The kitten and adult cat food differs in their ingredients, as adult cats (that is, cats older than a year) have different nutritional needs. Your kitten will also be able to easily digest their kitten food.
After your kitten has been weaned, they will also no longer require milk. Cow’s milk, for instance, can also give your kitten diarrhoea, so rather stick to plain water.
Tips for feeding your kitten
- Start to get into a feeding routing as soon as you get your kitten. This will ensure that your kitten gets all the nutrients and energy they need for the day in bursts instead of having meals that are too big. A good routine includes a morning meal and evening meal with smaller meals in-between.
- Be sure not to leave wet food out for longer than 30 minutes. Dry food can be left out longer and it’s a good idea to feed your kitten dry food during the day by leaving out a portion of dry food while you are at work or school. You can also leave dry food out overnight for when your kitten gets hungry. In this way they won’t have to wake you up to get fed.

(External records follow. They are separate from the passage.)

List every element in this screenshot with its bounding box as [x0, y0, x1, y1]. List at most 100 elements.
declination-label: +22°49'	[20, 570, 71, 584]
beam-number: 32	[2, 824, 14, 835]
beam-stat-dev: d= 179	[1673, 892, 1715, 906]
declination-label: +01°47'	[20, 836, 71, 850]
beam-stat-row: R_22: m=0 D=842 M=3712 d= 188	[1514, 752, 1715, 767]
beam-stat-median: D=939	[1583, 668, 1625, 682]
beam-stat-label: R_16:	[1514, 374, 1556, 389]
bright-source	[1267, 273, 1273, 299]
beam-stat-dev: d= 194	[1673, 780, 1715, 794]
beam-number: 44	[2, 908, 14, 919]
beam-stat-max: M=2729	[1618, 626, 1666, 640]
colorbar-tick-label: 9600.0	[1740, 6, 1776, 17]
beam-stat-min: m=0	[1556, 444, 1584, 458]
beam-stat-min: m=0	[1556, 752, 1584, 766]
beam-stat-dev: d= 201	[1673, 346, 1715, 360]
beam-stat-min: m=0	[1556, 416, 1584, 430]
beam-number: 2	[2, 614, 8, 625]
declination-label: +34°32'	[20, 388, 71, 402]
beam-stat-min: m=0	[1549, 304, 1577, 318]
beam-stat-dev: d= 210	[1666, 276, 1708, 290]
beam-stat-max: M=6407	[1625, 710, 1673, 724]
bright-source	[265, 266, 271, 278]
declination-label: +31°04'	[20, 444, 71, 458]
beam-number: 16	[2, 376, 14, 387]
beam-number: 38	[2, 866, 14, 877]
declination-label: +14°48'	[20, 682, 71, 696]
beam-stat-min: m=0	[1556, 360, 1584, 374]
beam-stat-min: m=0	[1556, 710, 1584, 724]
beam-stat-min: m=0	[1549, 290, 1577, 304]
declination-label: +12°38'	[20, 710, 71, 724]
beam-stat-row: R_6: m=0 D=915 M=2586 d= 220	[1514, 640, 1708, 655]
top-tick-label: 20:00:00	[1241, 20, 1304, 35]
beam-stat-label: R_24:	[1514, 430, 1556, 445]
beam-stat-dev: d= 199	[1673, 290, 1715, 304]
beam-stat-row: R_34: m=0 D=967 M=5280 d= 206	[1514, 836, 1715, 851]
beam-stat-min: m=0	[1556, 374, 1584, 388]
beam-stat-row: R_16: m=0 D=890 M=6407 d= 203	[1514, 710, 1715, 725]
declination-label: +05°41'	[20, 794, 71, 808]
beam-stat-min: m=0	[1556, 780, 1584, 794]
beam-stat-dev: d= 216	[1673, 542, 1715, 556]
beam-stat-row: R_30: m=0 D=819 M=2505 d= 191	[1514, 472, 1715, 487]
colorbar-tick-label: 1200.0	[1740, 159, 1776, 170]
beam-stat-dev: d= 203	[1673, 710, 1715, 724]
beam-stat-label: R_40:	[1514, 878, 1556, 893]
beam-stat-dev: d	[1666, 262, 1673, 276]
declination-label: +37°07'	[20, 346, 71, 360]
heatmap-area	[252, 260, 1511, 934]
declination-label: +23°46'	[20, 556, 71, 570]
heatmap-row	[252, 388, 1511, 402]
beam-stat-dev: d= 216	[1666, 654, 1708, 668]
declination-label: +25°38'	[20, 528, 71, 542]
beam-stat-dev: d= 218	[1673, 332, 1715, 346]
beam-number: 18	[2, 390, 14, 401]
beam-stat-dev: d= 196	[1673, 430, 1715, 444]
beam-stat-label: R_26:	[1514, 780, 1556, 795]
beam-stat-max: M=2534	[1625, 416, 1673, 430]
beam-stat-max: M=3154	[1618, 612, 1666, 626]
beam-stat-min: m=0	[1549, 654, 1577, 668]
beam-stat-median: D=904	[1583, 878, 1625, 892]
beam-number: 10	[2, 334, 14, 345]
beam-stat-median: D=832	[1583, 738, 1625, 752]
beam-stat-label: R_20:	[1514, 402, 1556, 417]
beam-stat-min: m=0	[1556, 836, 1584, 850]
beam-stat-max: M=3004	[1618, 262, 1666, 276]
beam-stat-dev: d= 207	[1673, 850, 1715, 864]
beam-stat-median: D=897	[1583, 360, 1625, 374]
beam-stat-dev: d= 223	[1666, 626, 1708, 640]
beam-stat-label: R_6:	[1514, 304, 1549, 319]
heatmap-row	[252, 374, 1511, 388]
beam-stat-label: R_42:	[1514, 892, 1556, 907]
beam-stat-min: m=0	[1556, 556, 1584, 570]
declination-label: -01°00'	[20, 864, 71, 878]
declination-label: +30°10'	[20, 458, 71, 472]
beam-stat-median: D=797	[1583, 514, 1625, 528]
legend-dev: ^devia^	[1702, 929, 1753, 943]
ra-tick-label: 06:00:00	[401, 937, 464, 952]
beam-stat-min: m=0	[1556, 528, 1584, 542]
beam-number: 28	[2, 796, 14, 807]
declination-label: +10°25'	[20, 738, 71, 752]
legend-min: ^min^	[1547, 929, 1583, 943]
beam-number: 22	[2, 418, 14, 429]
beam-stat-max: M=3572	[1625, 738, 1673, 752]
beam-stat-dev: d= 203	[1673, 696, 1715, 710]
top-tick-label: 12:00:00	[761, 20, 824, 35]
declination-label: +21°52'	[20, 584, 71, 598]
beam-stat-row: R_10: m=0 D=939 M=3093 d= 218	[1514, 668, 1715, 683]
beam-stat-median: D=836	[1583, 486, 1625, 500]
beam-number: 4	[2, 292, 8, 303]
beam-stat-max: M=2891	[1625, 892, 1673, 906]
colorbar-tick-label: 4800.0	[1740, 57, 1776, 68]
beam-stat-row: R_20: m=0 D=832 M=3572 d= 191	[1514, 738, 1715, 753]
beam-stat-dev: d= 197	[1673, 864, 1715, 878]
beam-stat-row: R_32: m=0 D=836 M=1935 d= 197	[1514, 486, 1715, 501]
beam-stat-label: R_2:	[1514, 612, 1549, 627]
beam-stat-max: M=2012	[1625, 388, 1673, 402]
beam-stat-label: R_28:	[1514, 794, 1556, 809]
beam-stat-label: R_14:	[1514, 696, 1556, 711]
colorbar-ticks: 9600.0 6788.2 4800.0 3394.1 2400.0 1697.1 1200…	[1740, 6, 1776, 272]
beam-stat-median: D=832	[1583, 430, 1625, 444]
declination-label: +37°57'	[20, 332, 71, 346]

- Switch slowly between different brands of food or even between different flavours of food. If you suddenly give your kitten completely new food, they may refuse to eat it. But, don’t worry, you’ll soon learn what flavours of food they prefer.
- If you see that your kitten isn’t eating or eating very little, they may be feeling ill. Try to give them a small treat to see if they will eat that. If they still won’t eat, take them to the vet as soon as possible, as kittens can dehydrate very quickly and that can be life-threatening.
- Medium- and long-haired kittens will throw up hairballs every now and then. Don’t worry when this happens, as it is normal. Kittens will also eat some grass to help them throw up the hairball. (You can even grow some pet grass or wheat grass for your kitten.) However, if they keep throwing up, take them to the vet to have them checked out.
- If you leave dry food out, don’t just fill a bowl and leave them to eat whenever they want, as your kitten could potentially eat too much. Rather set out specific portions for them to nibble on. These portions are usually shown on the pack.
- If you see that your kitten is still eating too much, you can get a food puzzle ball. In that way they get some exercise while “hunting” their food.